Academic and democracy campaigner Stewart Weir reviews NHS SOS, currently riding high in the bestseller lists. In it, doctors, analysts and activists document what Weir unapologetically calls a “double betrayal” - a betrayal of our NHS, and of democracy itself. The “horrible history” of how the the Health and Social Care Act was passed last year is forensically exposed, with a particular focus is the collusion of most of the establishment. Weir concurs with the books contributors that there are a few heroes - Royal College of GP Chair Clare Gerada, Lord David Owen, and openDemocracy’s own Oliver Huitson amongst them. The challenge for us all is to expose and oppose the gradual dismemberment of the service. Weir worries the public is still “essentially unaware” of the real story.

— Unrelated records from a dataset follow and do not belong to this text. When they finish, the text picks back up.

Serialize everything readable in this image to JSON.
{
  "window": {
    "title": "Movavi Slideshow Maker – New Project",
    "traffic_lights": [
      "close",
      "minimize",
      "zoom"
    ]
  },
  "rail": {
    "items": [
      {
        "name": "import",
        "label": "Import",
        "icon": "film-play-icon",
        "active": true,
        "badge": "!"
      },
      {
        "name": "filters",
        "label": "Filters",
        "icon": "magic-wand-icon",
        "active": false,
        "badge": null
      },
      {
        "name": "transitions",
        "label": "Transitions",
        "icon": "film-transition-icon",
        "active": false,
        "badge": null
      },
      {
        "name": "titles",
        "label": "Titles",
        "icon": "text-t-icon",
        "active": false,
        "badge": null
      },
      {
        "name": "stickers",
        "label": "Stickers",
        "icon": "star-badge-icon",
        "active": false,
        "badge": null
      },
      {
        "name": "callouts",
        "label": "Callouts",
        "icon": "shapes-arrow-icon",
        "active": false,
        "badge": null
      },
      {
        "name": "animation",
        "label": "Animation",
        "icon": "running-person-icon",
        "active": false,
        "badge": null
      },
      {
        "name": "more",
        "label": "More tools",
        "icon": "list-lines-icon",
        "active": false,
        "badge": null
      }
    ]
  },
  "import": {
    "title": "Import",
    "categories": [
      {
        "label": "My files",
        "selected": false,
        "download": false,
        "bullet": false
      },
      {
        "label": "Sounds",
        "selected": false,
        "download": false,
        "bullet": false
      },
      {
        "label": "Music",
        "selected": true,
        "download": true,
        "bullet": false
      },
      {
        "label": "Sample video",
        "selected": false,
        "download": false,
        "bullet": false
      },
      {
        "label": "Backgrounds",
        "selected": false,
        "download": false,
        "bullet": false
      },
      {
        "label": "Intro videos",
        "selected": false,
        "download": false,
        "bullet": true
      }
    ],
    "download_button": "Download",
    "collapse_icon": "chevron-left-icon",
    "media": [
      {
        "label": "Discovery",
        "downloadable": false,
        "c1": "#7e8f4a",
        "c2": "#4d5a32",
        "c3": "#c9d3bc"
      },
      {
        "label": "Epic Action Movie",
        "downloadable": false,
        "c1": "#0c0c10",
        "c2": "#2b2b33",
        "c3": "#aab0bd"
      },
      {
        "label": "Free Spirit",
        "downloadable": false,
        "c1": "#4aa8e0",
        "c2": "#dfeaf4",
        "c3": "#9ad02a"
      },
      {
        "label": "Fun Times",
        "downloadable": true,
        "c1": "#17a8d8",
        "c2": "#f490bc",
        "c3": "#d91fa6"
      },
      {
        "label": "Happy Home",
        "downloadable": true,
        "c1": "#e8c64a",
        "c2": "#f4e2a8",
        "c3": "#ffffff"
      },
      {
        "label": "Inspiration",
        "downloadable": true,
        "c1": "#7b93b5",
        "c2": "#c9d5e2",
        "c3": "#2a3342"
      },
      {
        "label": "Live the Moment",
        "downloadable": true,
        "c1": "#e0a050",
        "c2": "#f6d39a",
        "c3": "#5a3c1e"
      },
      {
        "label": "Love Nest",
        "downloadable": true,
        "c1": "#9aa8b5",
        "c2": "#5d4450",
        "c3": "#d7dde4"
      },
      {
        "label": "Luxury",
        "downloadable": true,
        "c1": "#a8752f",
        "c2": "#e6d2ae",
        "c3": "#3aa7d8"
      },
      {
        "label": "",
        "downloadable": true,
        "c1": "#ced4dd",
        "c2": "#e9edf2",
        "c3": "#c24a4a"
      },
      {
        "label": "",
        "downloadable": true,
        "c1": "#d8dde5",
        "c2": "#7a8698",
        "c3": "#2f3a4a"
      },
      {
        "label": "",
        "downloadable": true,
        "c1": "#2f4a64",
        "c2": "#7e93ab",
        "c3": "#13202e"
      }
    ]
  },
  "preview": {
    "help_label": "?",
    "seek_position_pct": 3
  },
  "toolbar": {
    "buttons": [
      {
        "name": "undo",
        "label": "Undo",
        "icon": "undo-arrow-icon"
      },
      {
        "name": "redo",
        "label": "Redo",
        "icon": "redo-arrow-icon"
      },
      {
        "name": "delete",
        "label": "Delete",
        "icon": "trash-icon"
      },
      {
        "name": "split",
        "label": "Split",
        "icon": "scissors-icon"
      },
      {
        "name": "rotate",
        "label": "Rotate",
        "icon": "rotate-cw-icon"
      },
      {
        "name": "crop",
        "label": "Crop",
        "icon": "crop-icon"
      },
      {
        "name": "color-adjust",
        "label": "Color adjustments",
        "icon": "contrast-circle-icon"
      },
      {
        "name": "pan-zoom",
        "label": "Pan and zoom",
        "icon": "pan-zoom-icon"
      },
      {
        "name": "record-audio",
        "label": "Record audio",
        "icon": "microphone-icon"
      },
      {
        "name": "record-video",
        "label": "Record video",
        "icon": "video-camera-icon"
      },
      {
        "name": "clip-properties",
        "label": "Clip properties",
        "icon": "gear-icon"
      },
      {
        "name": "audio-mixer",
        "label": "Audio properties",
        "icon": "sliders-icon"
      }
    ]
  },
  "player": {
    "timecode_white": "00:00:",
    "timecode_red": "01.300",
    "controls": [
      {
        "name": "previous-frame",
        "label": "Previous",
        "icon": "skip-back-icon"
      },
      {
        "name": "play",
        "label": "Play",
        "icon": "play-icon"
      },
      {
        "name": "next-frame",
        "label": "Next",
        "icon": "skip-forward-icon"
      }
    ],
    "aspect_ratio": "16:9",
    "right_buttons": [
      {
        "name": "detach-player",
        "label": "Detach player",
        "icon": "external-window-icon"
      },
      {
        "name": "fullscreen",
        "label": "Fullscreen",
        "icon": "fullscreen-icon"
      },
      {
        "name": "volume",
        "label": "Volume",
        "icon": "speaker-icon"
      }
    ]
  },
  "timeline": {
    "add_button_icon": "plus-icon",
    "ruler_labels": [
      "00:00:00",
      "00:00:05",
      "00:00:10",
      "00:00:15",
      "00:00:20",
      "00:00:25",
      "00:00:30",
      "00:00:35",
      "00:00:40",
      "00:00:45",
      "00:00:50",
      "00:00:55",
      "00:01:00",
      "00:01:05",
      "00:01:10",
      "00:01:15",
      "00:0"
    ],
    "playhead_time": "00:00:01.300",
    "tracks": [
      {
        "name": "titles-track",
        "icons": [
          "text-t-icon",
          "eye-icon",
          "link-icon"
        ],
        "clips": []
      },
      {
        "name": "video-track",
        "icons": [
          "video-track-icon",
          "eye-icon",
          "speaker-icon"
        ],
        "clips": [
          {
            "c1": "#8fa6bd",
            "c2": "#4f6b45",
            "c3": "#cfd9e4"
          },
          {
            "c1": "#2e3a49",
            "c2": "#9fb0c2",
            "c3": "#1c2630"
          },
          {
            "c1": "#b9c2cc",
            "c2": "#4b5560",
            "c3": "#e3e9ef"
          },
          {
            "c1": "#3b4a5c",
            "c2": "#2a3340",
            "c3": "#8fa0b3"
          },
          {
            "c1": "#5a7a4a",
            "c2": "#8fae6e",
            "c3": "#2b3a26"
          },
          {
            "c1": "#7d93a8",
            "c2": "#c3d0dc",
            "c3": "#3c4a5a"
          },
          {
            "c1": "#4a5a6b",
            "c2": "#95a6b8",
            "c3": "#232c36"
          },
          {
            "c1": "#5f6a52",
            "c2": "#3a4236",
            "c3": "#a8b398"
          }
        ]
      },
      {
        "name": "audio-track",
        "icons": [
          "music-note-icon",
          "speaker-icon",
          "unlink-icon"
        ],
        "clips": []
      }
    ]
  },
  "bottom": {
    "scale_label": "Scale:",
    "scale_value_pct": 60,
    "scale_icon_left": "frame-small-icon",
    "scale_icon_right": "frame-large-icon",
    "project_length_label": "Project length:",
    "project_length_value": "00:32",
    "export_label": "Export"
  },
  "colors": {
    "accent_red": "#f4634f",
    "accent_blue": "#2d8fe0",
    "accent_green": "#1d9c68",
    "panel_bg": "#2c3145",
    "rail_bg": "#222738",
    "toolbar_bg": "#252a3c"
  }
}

NHS SOS focuses on high politics and the big money behind what is happening to our NHS. Roger Taylor’s “God Bless the NHS” is an interesting counterpoint, foregrounded in what is happening in our hospitals, suggests Veronica Beechey. Taylor is both influential and controversial - his company, Dr Foster, produces the hospital mortality figures that have featured prominently in this week’s headlines. In an even-handed and wide-ranging review, former Trust governor Veronica Beechey finds much of value in Taylor’s focus on quality and the culture of the NHS. Utlimately however Beechey is lessimpressed by Taylor’s “reductionist” view of patients as data. Her review presages much of the current critique of an over-reliance on statistics alone to explain what’s happening - and needs to happen - in our NHS.

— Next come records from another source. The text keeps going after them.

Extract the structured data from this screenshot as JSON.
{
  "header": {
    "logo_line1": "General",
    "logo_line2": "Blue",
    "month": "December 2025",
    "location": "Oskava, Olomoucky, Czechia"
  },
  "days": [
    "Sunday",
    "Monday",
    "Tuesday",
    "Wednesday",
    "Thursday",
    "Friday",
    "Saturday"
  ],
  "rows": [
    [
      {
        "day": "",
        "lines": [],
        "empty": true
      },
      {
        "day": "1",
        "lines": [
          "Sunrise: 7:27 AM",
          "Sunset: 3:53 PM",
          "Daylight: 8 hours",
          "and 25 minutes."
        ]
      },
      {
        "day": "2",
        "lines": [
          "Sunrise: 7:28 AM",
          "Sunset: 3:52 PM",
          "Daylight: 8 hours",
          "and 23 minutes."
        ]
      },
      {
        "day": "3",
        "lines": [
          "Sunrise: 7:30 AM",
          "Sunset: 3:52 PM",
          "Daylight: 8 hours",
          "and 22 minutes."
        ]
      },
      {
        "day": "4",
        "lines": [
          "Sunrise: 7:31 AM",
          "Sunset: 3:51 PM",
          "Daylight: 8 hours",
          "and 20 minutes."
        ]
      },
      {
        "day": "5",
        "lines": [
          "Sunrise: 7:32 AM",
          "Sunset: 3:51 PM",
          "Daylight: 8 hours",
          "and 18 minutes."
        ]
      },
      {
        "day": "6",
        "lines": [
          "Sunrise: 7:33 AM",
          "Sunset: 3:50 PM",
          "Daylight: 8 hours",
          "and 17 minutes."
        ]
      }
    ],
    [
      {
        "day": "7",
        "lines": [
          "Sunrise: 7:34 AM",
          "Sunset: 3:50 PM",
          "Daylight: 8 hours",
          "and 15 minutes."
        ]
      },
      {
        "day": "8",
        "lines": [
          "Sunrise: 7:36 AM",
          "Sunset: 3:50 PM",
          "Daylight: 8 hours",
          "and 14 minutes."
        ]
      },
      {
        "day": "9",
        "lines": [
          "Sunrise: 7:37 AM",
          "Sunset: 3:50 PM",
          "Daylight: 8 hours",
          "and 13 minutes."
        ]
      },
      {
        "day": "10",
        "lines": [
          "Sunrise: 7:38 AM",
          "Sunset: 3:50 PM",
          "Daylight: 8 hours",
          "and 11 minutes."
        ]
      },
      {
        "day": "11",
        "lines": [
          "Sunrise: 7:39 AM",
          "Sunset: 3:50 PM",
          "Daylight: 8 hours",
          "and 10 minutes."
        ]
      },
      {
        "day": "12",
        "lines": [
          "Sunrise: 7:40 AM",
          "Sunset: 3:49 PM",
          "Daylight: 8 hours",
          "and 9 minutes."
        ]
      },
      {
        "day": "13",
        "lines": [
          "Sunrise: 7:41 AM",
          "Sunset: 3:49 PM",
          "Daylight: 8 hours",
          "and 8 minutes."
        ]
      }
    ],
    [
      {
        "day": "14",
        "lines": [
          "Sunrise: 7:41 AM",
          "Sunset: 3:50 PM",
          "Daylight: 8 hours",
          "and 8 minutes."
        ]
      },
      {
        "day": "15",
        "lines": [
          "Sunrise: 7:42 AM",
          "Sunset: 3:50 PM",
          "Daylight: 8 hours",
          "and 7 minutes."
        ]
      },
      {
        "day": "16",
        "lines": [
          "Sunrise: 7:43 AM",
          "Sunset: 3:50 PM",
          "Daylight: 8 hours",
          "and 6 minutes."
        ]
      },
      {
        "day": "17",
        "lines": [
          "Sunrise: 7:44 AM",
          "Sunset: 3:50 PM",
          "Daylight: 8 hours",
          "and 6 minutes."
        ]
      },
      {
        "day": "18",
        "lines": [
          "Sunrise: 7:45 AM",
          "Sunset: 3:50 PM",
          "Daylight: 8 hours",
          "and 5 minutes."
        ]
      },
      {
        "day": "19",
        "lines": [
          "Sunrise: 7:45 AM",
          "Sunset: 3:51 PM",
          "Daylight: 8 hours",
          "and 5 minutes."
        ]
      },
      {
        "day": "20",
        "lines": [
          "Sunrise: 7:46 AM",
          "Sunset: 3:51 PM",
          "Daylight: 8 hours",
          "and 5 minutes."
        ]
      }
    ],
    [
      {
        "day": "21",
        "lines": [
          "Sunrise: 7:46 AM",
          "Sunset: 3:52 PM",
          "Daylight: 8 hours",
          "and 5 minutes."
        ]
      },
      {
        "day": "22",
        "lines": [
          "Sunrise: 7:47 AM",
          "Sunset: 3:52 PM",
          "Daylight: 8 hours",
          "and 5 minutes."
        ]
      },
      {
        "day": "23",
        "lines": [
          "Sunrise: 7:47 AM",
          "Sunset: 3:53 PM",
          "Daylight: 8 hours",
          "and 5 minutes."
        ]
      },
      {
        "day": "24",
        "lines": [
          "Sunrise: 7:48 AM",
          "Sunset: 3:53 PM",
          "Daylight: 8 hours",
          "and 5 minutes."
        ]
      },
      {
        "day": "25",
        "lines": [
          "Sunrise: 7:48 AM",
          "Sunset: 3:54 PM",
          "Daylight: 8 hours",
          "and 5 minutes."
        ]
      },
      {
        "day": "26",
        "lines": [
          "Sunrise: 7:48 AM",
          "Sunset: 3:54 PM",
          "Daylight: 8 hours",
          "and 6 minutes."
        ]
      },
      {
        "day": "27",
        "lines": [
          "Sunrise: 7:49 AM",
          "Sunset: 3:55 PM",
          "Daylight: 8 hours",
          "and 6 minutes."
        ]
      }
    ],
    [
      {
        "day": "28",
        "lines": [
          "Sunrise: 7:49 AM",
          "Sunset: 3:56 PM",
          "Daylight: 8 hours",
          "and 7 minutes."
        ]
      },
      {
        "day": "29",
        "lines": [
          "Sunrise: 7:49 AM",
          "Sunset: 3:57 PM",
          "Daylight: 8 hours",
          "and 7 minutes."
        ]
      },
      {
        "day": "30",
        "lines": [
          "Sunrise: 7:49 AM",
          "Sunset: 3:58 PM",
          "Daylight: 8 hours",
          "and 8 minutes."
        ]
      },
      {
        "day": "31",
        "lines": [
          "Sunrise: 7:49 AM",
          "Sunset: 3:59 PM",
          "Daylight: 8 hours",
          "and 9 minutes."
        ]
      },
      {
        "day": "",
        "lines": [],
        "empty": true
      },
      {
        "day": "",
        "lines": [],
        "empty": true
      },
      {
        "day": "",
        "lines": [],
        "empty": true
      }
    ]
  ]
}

Beyond the confines of the hospital walls, what is austerity itself doing to our health? The Body Economic exposes the devastating impact of the dismantling of healthcare and social welfare systems, with compelling anecdotes and vigorous academic research. Public Health Director Steven Watkins finds himself “in awe” of the authors - particularly their illuminating expose of ‘flat earth’ neoliberalism, disavowed by many of its architects even as governments pursue it. Watkins calls for a wide readership for the books powerful - though incomplete - argument for state intervention in health and social welfare.
There is only a short window of time to save our NHS - these books provide a road map for understanding how we got here - and where we might be going.